The Central Information Commission (CIC) has reportedly slapped a show-cause notice on Reserve Bank Of India (RBI) governor Urjit Patel over the issue of non-disclosure of the wilful defaulters’ list. Additionally, the CIC has also asked the Prime Minister’s Office, the finance ministry and the Reserve Bank of India (RBI) to make former governor Raghuram Rajan’s letter on bad loans public.
Why did CIC send a show-cause notice
According to the Hindustan Times, the CIC has expressed displeasure over the fact that Patel has refused to disclose the names of the wilful defaulters who have taken loans of Rs 50 crore and above, in spite of a Supreme Court order. It has also asked as to why a maximum penalty shouldn’t be imposed on him for “dishonouring” the court’s verdict. Reportedly, the apex court had upheld the-then information commissioner Shailesh Gandhi’s decision of disclosing names of such wilful defaulters.
The CIC said, “It is duty bound to comply with the provisions of the RTI Act and disclose the information sought by the respondents herein. The baseless and unsubstantiated argument of the RBI that the disclosure would hurt the economic interest of the country is totally misconceived,” reported Business Today. Moreover, it said that there isn’t any match between what the Governor and the Deputy Governor has said about the inspection reports being maintained with impunity and the information on their website on RBI.
Speaking at the Central Vigilance Commission (CVC), on September 20, Patel had said that the guidelines on vigilance, issued by the CVC, were aimed at achieving greater transparency. The abovementioned statement by the CIC is a possible jibe at Patel’s earlier comments on vigilance. Information Commissioner Sridhar Acharyulu has demanded answers from the governor before November 16.
Viral Acharya on RBI’s autonomy
Recently, on October 26, Reserve Bank Of India (RBI) deputy governor Viral Acharya, during a speech, raised the contentious issue of the central bank’s independence and its lack of power. Just days after his remarks, the Reserve Bank Employees Association sided with Acharya and said that “undermining the central bank is a recipe for disaster”, reported The Economic Times.

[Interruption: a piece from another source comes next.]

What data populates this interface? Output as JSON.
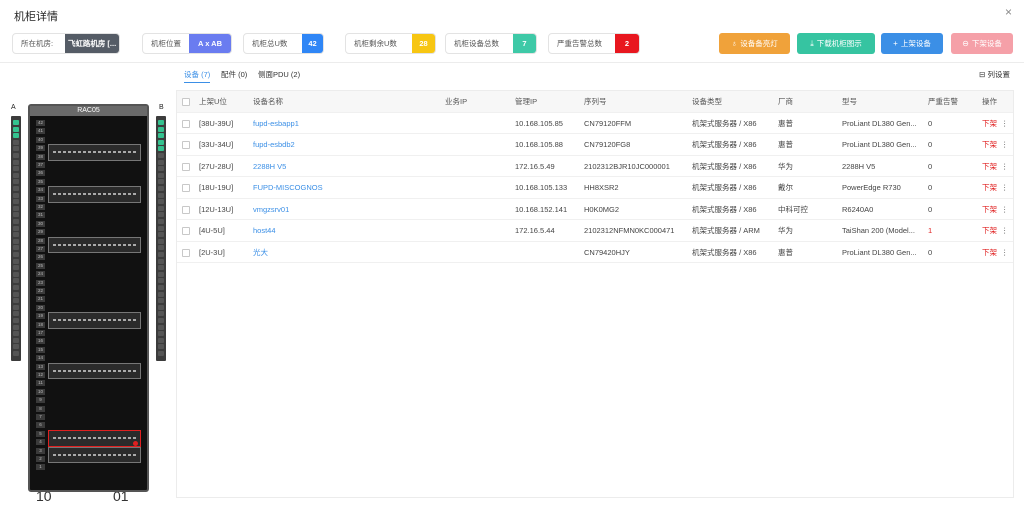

The tussle between the central bank and the government is nothing new. Acharya in his speech said, “governments that do not respect central bank independence will sooner or later incur the wrath of financial markets, ignite an economic fire, and come to rue the day they undermined an important regulatory institution.”
In his speech during the AD Shroff memorial lecture at Mumbai, Archarya spoke against the government’s pressure to relax asset qualification norms reported The Times Of India. He also thanked Patel for suggesting him to explore the topic of independence at the event.
However, recent media reports have suggested that after the breakdown of the relations with the government, Urjit Patel may consider resigning from his post as the governor of RBI. The Economic Times had reported that within the recent weeks, the government had invoked the never-before-used Section 7 of the RBI Act and has also sent a number of letters to the governor on multiple issues including liquidity for non-banking financial companies (NBFCs).